Assainissement en Commune V : Le Japon debloque 2 Milliards FCFA

Ce fonds a été mobilisé dans le cadre d’un projet comprenant trois composantes : la gestion des déchets solides, le traitement des déchets biomédicaux, la réalisation d’égouts et de puisards

L’ambiance était festive, vendredi dernier au stade municipal Souleymane Mory Coulibaly de la commune V du district de Bamako, qui accueillait la cérémonie de lancement du projet de gestion des déchets solides, liquides et biomédicaux de la circonscription, présidée par la Première dame, Mme Keïta Aminata Maïga.
Fruit de la coopération Mali-Japon, le projet d’un coût de 2 milliards de Fcfa, est constitué de trois grandes composantes. La première porte sur la gestion des déchets solides à travers leur conditionnement depuis la pré-collecte jusqu’à la décharge finale. Cette gestion passera par l’équipement des ménages en poubelles métalliques (8 000), les dépôts de transit en caissons et par l’acquisition de moyens de transport pour l’évacuation des déchets. Dans la mise en oeuvre de la 2è composante, chaque centre de santé sera doté d’un incinérateur pour le traitement des déchets biomédicaux. Pour la gestion des déchets liquides, troisième composante du projet, des ouvrages d’assainissement tels que les égouts, puisards (1400 dans le quartier de Sabalibougou), seront réalisés. Les écoles seront équipées de latrines et les rues pavées.
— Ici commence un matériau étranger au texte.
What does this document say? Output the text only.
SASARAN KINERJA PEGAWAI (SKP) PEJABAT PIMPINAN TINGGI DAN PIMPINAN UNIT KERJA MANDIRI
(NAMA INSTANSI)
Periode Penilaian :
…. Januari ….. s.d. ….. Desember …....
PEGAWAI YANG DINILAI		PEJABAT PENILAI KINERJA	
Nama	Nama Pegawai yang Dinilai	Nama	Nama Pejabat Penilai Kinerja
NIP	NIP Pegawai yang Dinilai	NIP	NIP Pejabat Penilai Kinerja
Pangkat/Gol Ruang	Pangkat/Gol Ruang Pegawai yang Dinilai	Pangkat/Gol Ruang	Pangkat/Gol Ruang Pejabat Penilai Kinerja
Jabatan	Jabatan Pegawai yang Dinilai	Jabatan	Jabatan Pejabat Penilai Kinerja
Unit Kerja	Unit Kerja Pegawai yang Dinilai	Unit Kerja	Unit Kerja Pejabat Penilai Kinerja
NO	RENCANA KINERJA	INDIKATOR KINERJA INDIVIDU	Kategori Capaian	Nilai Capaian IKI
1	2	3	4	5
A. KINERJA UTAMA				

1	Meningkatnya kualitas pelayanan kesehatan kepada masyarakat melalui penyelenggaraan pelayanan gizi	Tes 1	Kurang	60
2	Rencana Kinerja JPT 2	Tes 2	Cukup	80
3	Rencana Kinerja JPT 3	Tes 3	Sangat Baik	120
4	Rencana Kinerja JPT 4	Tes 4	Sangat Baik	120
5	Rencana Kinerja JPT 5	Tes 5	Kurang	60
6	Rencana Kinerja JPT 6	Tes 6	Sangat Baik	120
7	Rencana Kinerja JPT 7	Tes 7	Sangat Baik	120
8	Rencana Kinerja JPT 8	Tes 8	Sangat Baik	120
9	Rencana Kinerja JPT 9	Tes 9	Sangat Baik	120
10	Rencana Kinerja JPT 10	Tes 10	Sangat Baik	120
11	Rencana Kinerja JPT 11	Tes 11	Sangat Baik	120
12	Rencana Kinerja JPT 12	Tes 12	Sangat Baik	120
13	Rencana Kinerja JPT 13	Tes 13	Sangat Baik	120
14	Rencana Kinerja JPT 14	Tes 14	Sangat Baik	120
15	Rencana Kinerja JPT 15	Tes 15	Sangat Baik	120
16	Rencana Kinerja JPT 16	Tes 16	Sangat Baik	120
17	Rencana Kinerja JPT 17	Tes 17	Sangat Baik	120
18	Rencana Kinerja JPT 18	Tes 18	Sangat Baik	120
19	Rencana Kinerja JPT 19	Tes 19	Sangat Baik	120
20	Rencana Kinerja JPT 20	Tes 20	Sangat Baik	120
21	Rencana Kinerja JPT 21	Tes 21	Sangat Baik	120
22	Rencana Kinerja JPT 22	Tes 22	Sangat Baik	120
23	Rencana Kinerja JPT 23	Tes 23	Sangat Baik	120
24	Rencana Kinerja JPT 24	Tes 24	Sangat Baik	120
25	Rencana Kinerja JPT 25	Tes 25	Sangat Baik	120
Le maire de la commune bénéficiaire, Boubacar Bah, a salué le dynamisme de la coopération japonaise qui a permis de concrétiser ce projet, « une formidable opportunité » d’améliorer le cadre de vie des 600 000 âmes qui peuplent la commune. « La santé est la première condition du bonheur », a résumé, pour sa part, le diplomate japonais. L’assainissement contribue beaucoup dans la lutte contre certaines maladies telles que le paludisme dont le principal vecteur, le moustique, a son habitat dans les eaux stagnantes et les déchets. Son excellence Daisuke Kuroki a assuré que son pays restera toujours aux côtés des populations maliennes, surtout les couches les plus vulnérables que sont les enfants, les femmes et les personnes âgées. « C’est le résultat d’un plan global de développement économique et social qui permettra de donner une visibilité aux autorités communales », a commenté Mohamed Ag Erlaf. C’est pourquoi il a émis le vœu que cet exemple fasse le tour du pays pour amener les collectivités à marquer leurs efforts de développement définis dans les Plans de développement économique, social et culturel (PDSEC).
Mme Keïta Aminata Maïga, dont l’ONG « Agir » a joué un grand rôle dans l’aboutissement de ce projet, a exprimé sa satisfaction de voir qu’enfin, des milliers de personnes verront leur cadre de vie amélioré. Elle a exhorté le conseil communal et les populations bénéficiaires à faire un bon usage des équipements et des ouvrages qu’ils vont acquérir. Elle a remercié le Japon pour son accompagnement constant avant de remettre des diplômes d’honneur à l’ambassadeur nippon, Mme Daisuke Kuroki, et à ses deux assistants.
La cérémonie s’est poursuivie avec la troupe artistique de la commune qui a gratifié le public d’une chorégraphie somptueuse rythmée par des sons de tam-tam. La cantatrice Djénèba Seck a pris le relais avec une chanson dédiée à la coopération entre le Mali et le Japon.
En plus des autorités politiques, administratives et coutumières de la commune, on notait la présence de plusieurs personnalités au nombre desquelles l’ancien Premier ministre, Mohamed Ag Hamani, les ministres Ousmane Koné de l’Urbanisme et de l’Habitat, Mohamed Ag Erlaf de la Décentralisation et de la Réforme de l’Etat.